For a safer subway: How to fight crime and fear on the trains
Dec 27, 2024
The horrifying arson homicide of a sleeping woman at Coney Island was the 11th murder in the subway this year. That is far too high a number. Along with other elevated crime underground, the gruesome atrocity should spur officials in charge — we’re looking at you, Gov. Hochul and you, Mayor Adams — to take smart steps to make public transit safer. National Guard bag checks and gun scanners don’t qualify.
To say that there is more crime than there should be in the subway does not mean that the subway is dangerous. To the contrary, the vast, vast, vast majority of rides are without incident, and though there’s no rigorous way to compare underground to above ground, a back-of-the-envelope analysis suggests the former is actually safer than the latter.
To put this in real numbers, there’s one felony assault for roughly every two million subway trips. Murders are even less frequent.
But less frequent doesn’t mean nonexistent, and recent years have seen far more homicides than decades prior.
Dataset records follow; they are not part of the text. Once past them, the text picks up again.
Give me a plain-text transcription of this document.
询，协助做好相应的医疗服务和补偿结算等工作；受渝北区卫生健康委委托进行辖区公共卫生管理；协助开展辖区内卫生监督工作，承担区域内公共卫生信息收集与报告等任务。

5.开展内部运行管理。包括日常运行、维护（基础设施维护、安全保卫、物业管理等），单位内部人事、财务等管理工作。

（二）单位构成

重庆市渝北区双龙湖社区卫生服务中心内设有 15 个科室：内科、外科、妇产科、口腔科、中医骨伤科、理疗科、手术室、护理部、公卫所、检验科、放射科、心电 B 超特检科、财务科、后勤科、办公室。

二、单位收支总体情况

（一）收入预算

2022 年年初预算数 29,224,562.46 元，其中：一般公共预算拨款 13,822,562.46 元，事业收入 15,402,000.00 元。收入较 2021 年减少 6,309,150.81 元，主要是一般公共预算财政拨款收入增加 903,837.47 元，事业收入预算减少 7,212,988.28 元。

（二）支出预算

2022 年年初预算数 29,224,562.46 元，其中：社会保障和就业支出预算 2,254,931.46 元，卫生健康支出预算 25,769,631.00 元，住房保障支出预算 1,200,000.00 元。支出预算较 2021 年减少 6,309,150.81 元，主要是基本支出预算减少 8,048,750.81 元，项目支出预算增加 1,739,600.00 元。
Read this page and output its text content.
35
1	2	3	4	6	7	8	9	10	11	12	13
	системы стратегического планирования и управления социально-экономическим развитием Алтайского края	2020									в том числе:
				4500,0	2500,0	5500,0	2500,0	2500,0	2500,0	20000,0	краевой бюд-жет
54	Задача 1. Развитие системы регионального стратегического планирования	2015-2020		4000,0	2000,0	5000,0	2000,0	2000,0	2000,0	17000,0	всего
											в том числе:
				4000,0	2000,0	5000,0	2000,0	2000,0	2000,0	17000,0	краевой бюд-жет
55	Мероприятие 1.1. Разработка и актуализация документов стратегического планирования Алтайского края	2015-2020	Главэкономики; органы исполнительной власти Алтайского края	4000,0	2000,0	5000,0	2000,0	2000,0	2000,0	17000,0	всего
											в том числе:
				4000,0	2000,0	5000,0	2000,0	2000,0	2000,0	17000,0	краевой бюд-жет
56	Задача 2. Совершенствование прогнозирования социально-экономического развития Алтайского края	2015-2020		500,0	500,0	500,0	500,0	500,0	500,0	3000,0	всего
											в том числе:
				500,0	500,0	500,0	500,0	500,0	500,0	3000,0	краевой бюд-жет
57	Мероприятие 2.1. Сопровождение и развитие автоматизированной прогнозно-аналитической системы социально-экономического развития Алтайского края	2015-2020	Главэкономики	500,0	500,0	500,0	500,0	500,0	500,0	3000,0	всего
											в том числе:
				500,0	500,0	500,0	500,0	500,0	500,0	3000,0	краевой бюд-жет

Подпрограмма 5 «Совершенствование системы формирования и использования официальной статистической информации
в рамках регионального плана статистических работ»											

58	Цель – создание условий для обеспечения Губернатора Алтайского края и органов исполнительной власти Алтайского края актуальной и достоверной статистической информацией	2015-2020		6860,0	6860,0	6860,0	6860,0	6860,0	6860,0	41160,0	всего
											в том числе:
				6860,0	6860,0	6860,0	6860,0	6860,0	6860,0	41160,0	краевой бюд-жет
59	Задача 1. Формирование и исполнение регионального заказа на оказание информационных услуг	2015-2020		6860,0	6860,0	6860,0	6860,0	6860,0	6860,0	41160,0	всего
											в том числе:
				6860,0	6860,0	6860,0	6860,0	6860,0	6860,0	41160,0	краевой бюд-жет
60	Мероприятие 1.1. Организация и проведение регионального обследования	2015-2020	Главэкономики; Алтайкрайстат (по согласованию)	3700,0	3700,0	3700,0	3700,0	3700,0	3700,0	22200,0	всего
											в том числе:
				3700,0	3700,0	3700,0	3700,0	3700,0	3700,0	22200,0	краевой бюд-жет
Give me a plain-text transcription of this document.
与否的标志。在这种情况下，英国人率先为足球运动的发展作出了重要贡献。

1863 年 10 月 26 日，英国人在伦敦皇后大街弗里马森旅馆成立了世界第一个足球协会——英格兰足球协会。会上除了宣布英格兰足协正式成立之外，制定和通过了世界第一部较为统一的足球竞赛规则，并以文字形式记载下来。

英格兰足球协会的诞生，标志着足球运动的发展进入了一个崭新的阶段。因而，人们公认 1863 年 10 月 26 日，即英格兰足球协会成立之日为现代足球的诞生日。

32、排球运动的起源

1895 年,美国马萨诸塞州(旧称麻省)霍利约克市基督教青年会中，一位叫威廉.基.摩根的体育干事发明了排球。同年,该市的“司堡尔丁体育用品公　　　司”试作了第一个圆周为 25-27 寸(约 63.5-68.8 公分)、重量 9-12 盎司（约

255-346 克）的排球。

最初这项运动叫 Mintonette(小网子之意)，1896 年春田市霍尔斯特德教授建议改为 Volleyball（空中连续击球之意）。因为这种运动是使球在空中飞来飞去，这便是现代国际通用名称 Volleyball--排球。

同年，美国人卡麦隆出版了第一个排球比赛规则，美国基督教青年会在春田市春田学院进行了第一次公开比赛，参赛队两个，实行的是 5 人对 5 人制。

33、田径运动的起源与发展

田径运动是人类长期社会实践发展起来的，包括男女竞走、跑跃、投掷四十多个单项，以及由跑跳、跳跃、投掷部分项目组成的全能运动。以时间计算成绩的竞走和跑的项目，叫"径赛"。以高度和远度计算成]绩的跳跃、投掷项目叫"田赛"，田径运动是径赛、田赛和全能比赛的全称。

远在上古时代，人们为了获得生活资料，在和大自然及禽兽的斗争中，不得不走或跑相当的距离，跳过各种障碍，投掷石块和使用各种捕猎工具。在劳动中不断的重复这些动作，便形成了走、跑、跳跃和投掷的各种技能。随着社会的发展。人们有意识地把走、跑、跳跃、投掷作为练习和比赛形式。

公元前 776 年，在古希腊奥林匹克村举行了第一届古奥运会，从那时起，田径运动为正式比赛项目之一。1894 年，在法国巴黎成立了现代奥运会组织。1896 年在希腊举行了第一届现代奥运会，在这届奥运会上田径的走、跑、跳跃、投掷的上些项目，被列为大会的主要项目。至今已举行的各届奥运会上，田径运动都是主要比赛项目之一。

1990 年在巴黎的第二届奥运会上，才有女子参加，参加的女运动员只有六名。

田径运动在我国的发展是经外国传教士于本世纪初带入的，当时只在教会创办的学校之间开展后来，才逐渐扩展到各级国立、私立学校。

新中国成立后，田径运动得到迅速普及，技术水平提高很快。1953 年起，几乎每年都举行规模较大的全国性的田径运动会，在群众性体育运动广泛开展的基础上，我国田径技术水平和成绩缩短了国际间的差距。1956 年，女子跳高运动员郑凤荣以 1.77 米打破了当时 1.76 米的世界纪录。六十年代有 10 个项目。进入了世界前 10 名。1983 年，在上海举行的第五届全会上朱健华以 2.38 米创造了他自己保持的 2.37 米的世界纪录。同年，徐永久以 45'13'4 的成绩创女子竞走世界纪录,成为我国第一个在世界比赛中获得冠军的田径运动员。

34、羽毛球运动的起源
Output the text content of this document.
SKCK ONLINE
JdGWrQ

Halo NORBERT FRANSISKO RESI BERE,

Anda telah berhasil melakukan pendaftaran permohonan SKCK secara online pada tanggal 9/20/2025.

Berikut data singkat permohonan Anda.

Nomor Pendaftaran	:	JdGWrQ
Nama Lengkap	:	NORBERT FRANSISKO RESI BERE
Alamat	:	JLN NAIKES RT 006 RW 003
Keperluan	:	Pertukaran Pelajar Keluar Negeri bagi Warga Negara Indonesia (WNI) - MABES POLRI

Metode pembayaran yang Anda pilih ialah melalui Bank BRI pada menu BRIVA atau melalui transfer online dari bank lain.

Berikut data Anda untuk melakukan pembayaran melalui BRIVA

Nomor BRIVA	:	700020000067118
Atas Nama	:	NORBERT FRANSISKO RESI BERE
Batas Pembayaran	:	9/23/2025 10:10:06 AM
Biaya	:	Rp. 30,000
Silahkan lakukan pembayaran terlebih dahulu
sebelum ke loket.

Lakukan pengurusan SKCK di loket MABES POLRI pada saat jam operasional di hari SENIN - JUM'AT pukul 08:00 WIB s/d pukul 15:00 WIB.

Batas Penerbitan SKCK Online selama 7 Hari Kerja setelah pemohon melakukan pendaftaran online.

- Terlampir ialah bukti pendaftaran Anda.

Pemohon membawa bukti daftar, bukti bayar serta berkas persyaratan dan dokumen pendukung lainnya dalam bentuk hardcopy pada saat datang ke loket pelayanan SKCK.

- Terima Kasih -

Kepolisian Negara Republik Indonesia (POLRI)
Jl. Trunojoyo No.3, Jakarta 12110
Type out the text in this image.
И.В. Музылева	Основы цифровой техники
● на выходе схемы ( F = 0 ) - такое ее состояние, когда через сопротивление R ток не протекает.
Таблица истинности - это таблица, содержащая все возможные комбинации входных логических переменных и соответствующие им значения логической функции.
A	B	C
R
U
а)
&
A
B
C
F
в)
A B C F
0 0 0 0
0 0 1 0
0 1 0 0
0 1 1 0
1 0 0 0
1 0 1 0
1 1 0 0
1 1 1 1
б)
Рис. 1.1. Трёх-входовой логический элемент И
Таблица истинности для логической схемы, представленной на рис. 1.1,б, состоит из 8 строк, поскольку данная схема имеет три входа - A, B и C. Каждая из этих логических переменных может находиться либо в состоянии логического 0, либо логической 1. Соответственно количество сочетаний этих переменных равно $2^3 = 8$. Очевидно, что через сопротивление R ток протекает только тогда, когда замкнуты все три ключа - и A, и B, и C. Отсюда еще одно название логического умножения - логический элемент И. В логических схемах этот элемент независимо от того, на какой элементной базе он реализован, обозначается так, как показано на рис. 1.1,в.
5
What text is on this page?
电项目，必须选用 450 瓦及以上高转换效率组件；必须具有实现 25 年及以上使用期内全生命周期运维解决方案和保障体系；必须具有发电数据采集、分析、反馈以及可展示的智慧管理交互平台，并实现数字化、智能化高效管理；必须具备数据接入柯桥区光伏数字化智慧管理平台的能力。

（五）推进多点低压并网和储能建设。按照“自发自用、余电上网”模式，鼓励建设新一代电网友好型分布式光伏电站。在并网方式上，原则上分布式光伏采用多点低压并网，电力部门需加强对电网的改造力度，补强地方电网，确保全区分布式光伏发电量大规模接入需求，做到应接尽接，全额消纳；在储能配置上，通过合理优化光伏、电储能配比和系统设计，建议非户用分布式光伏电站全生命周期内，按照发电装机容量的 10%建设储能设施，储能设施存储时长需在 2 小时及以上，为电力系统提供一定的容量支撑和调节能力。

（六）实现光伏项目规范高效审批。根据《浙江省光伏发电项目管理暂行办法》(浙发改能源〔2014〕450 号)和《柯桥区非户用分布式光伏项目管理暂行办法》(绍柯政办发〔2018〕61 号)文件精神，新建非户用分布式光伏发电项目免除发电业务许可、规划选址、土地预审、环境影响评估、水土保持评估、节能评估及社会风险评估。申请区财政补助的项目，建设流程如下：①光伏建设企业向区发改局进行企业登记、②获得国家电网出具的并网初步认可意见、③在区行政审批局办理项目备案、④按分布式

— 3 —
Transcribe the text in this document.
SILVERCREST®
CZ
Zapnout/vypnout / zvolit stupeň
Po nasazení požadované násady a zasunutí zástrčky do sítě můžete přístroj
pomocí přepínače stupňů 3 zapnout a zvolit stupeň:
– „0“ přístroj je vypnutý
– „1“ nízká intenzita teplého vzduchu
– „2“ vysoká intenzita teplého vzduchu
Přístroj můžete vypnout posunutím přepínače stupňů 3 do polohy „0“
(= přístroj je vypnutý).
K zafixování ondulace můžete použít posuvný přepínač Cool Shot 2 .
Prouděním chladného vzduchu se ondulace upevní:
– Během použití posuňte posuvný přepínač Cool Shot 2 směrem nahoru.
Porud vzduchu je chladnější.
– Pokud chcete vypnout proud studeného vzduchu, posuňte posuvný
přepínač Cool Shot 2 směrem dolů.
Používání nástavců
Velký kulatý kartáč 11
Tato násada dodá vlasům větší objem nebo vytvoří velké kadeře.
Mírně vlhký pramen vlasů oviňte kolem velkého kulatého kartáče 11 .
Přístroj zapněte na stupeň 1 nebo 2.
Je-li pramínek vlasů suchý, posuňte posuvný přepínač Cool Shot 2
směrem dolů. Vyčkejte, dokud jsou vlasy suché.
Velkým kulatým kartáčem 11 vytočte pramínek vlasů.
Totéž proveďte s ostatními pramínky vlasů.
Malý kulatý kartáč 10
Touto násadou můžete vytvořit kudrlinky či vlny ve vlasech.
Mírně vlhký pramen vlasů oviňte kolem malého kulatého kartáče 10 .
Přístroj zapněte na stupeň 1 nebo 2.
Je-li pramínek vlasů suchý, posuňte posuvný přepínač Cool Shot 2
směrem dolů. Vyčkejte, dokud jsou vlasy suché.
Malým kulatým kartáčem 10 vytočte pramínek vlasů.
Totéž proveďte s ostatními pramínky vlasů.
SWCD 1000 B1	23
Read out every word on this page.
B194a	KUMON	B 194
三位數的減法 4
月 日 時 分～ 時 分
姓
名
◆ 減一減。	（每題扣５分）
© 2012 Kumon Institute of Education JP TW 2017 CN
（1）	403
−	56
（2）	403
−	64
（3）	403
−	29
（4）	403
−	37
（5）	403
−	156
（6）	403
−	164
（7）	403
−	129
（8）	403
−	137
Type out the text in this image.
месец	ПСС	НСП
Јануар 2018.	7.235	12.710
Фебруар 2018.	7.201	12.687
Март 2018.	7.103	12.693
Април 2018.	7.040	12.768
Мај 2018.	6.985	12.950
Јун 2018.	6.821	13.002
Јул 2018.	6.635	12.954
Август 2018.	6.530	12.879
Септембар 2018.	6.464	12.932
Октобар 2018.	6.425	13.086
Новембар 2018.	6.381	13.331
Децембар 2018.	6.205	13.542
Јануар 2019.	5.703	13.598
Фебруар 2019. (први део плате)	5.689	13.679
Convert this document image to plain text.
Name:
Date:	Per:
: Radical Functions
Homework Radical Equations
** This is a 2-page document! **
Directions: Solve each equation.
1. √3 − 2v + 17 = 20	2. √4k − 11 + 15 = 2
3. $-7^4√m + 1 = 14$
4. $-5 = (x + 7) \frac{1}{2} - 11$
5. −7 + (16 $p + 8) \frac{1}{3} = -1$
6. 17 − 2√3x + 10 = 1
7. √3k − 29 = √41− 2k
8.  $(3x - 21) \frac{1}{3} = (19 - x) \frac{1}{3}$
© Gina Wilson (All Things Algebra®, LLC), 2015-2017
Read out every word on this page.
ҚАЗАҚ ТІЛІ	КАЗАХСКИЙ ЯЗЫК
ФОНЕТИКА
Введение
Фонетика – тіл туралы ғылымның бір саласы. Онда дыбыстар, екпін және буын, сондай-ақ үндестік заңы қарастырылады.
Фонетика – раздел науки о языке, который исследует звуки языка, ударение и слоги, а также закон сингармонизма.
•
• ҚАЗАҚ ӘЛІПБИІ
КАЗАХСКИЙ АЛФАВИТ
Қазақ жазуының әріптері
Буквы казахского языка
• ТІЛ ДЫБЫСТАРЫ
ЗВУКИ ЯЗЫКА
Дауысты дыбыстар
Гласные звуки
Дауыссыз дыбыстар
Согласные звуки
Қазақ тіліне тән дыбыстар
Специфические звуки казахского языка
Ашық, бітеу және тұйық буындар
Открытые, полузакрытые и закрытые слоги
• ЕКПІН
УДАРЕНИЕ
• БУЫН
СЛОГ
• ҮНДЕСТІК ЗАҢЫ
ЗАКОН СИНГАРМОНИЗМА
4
The annual underground homicide counts since 2020 are 6, 8, 10, 5 and now in 2024, 11. In the 11 years from 2008 to 2018, there were never more than two annual killings underground. Each homicide has ripple effects. Fear spreads quickly, and understandably.
Add to those homicides and too-high felony assault totals property crimes, and the stubbornly high presence of unstable, seriously mentally ill individuals on platforms and trains, and the subways have a problem, of reality amplified by perception, worth solving.
Adams has toyed with putting surveillance robots underground; that’s showy and silly. He’s also talked about deploying next-generation gun scanners, another misallocation of resources — because to work, scanners would essentially have to blanket the system, and every scanner must be staffed by cops, making it prohibitively expensive. Besides, the main problem underground isn’t guns.
Hochul’s use of the National Guard, generally to do random bag checks, doesn’t make much more sense. Meant to combat terror, it’s throwing expensive camouflaged uniforms at the wrong problem.
The answers to this problem include more thoughtful and targeted efforts.
We are grateful for the installation of security cameras on all subway cars; though cameras are of questionable deterrent value, it was footage from such a camera that helped cops catch the alleged perpetrator in the arson homicide.
We also appreciate the more frequent presence of police on platforms and trains. Yes, too many of them may just be standing there — and the city has to keep its hand on its wallet with respect to overtime pay — but cops are the right resource to address this particular problem.
The city and state have also been ramping up efforts to engage troubled vagrants sleeping and sometimes bothering straphangers, connecting them with services and shelter and potentially involuntary treatment. It’s early to say whether that’s going to yield noticeable dividends, but it ought to be beyond debate that the alternative, letting people languish, is unacceptable.
Violent crime on the subways, like anywhere, tends to be committed by a small cohort of offenders. Identify, catch and remove those people, and the subways as a whole are likely to get safer. Start and finish with that truism.